1. Field of the Invention
The present invention generally relates to a new method for aggregating individual items of evidence for class probability estimation of a response variable in a classification problem. A good prediction for the class response probability has many uses in data mining applications, such as using the probability to compute expected values of any function associated with the response, and in many marketing applications where lift curves are generated to select prioritizing target customers.
2. Background Description
The Naïve Bayes (NB) model for classification problems is attractive for its simplicity and its good model understandability There have been several studies of how well the model performs as a classifier. P. Domingos and M. Pazzani in “On the Optimality of the Simple Bayesian Classifier under Zero-One Loss”, Machine Learning, 29, pp. 103–130, 1997, explore theoretical conditions under which NB may be optimal even though its assumption of independence of the feature values given the class may not hold, and also supply empirical evidence. D. J. Hand and K. Yu in “Idiot's Bayes-Not so Stupid After All”, International Statistical Review, 69, pp. 385–398, 2001, give arguments on why the independence assumption is not so absurd. A. Garg and D. Roth in “Understanding Probabilistic Classifiers”, Proceedings of ECML-2001, 2001, consider all joint distributions and show that the number of these distributions goes down exponentially with their distance from the product distribution of NB, thereby explaining the power of NB beyond the independence assumption. These studies focus on classification error.
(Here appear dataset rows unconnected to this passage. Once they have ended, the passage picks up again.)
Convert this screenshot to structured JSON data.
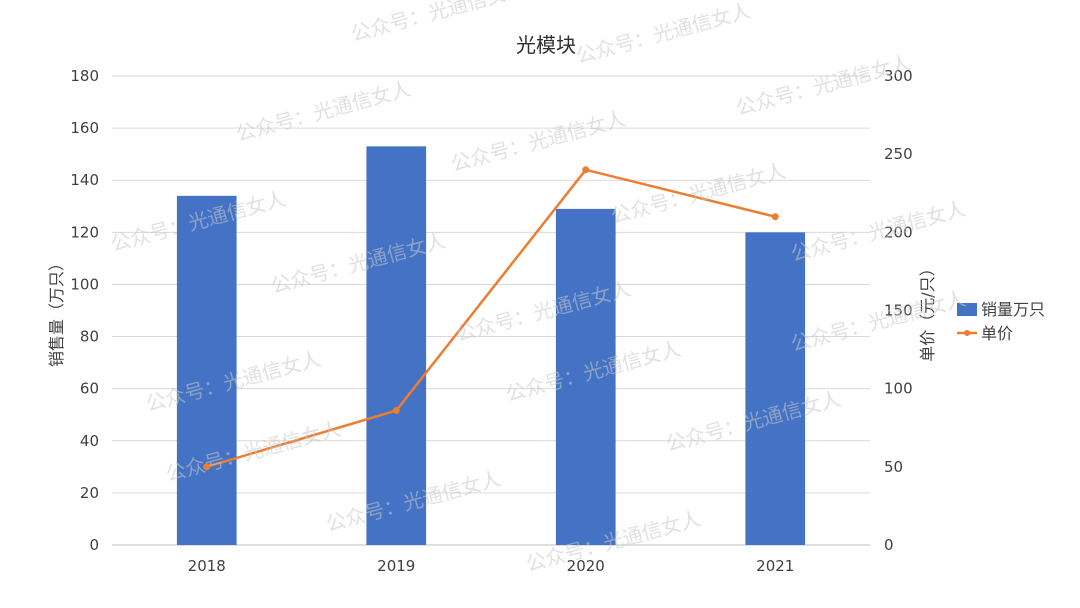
{
  "watermark_text": "公众号：光通信女人",
  "chart_data": {
    "type": "bar",
    "title": "光模块",
    "categories": [
      "2018",
      "2019",
      "2020",
      "2021"
    ],
    "series": [
      {
        "name": "销量万只",
        "type": "bar",
        "axis": "left",
        "color": "#4472C4",
        "values": [
          134,
          153,
          129,
          120
        ]
      },
      {
        "name": "单价",
        "type": "line",
        "axis": "right",
        "color": "#ED7D31",
        "values": [
          50,
          86,
          240,
          210
        ]
      }
    ],
    "ylabel": "销售量（万只）",
    "y2label": "单价（元/只）",
    "ylim": [
      0,
      180
    ],
    "yticks": [
      0,
      20,
      40,
      60,
      80,
      100,
      120,
      140,
      160,
      180
    ],
    "y2lim": [
      0,
      300
    ],
    "y2ticks": [
      0,
      50,
      100,
      150,
      200,
      250,
      300
    ],
    "grid": true,
    "legend_position": "right"
  }
}
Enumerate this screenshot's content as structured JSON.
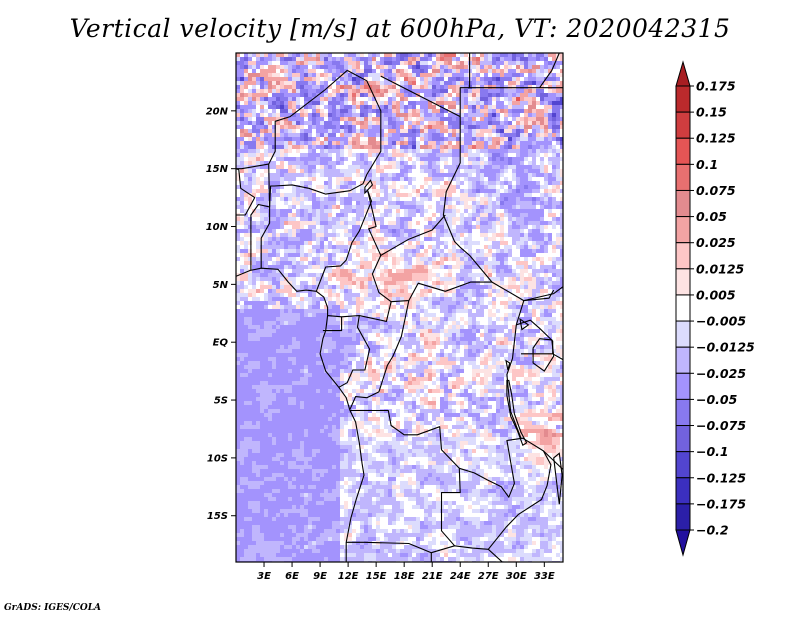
{
  "chart_data": {
    "type": "heatmap",
    "title": "Vertical velocity [m/s] at 600hPa, VT: 2020042315",
    "variable": "Vertical velocity",
    "units": "m/s",
    "level": "600hPa",
    "valid_time": "2020042315",
    "xlabel": "",
    "ylabel": "",
    "x_range_deg": [
      0,
      35
    ],
    "y_range_deg": [
      -19,
      25
    ],
    "x_ticks": [
      {
        "value": 3,
        "label": "3E"
      },
      {
        "value": 6,
        "label": "6E"
      },
      {
        "value": 9,
        "label": "9E"
      },
      {
        "value": 12,
        "label": "12E"
      },
      {
        "value": 15,
        "label": "15E"
      },
      {
        "value": 18,
        "label": "18E"
      },
      {
        "value": 21,
        "label": "21E"
      },
      {
        "value": 24,
        "label": "24E"
      },
      {
        "value": 27,
        "label": "27E"
      },
      {
        "value": 30,
        "label": "30E"
      },
      {
        "value": 33,
        "label": "33E"
      }
    ],
    "y_ticks": [
      {
        "value": 20,
        "label": "20N"
      },
      {
        "value": 15,
        "label": "15N"
      },
      {
        "value": 10,
        "label": "10N"
      },
      {
        "value": 5,
        "label": "5N"
      },
      {
        "value": 0,
        "label": "EQ"
      },
      {
        "value": -5,
        "label": "5S"
      },
      {
        "value": -10,
        "label": "10S"
      },
      {
        "value": -15,
        "label": "15S"
      }
    ],
    "colorbar": {
      "orientation": "vertical",
      "placement": "right",
      "levels": [
        {
          "label": "0.175",
          "value": 0.175
        },
        {
          "label": "0.15",
          "value": 0.15
        },
        {
          "label": "0.125",
          "value": 0.125
        },
        {
          "label": "0.1",
          "value": 0.1
        },
        {
          "label": "0.075",
          "value": 0.075
        },
        {
          "label": "0.05",
          "value": 0.05
        },
        {
          "label": "0.025",
          "value": 0.025
        },
        {
          "label": "0.0125",
          "value": 0.0125
        },
        {
          "label": "0.005",
          "value": 0.005
        },
        {
          "label": "-0.005",
          "value": -0.005
        },
        {
          "label": "-0.0125",
          "value": -0.0125
        },
        {
          "label": "-0.025",
          "value": -0.025
        },
        {
          "label": "-0.05",
          "value": -0.05
        },
        {
          "label": "-0.075",
          "value": -0.075
        },
        {
          "label": "-0.1",
          "value": -0.1
        },
        {
          "label": "-0.125",
          "value": -0.125
        },
        {
          "label": "-0.175",
          "value": -0.175
        },
        {
          "label": "-0.2",
          "value": -0.2
        }
      ],
      "colors_top_to_bottom": [
        "#a81e22",
        "#bb2a2c",
        "#cf3d3f",
        "#e45555",
        "#e87070",
        "#e38b8f",
        "#f3a3a3",
        "#fdc6c6",
        "#fde3e3",
        "#ffffff",
        "#dcdcfd",
        "#c0b6fd",
        "#a393fd",
        "#8879ef",
        "#7262de",
        "#5245d0",
        "#3b2fbf",
        "#2b1fa8",
        "#22109e"
      ],
      "extend": "both"
    },
    "field_summary": {
      "predominant_positive_regions": [
        "Sahel/Niger-Chad north (~17-24N, 3-22E)",
        "Cameroon/CAR (~3-10N, 10-25E)",
        "East African lakes (~5-10S, 30-34E)"
      ],
      "predominant_negative_regions": [
        "Gulf of Guinea / South Atlantic (~0-19S, 0-12E)",
        "Chad/Sudan east (~12-20N, 22-34E)",
        "Angola/Zambia (~10-18S, 15-30E)"
      ],
      "value_range_shown": [
        -0.2,
        0.175
      ]
    }
  },
  "footer": {
    "credit": "GrADS: IGES/COLA"
  }
}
The basic NB model has been modified and extended in several ways to remove some of its limitations. For example, P. Langley and S. Sage in “Induction of Selective Bayesian Classifiers”, Proceedings of the Tenth Conference of Uncertanty in Artificial Intelligence, Morgan Kaufman, Seattle, Wash., pp. 399–406, 1994, use a feature subset selection approach to eliminate potential conditionally-correlated features. Other approaches such as the Tree Augmented Naïve-Bayes (TAN) model of N. Friedman and M. Goldszmidt in “Building Classifiers Using Bayesian Networks”. Proceedings of the Thirteenth National Conference of Artificial Intelligence, Menlo Park, pp. 1277–1284, 1966, generalize NB by relaxing restrictive conditional independence assumption.
In many data mining applications, the desired model output is the class probability. Examples include marketing applications in which a mailing is sent out to consumers whose estimated probability of response to the mailing exceeds a given level. This level is chosen to maximize expected profit, based on a “lift curve” (e.g., G. Piatetsky-Shapiro and S. Steingold, “Measuring Lift Quality in Database Marketing”, SGKDD Explorations, 2, pp. 76–80, 2000).
While the usual NB approach is already known to be quite effective in predicting class membership, there are many applications where estimation of class probability is of prime importance (such as when these probabilities are used to generate lift curves).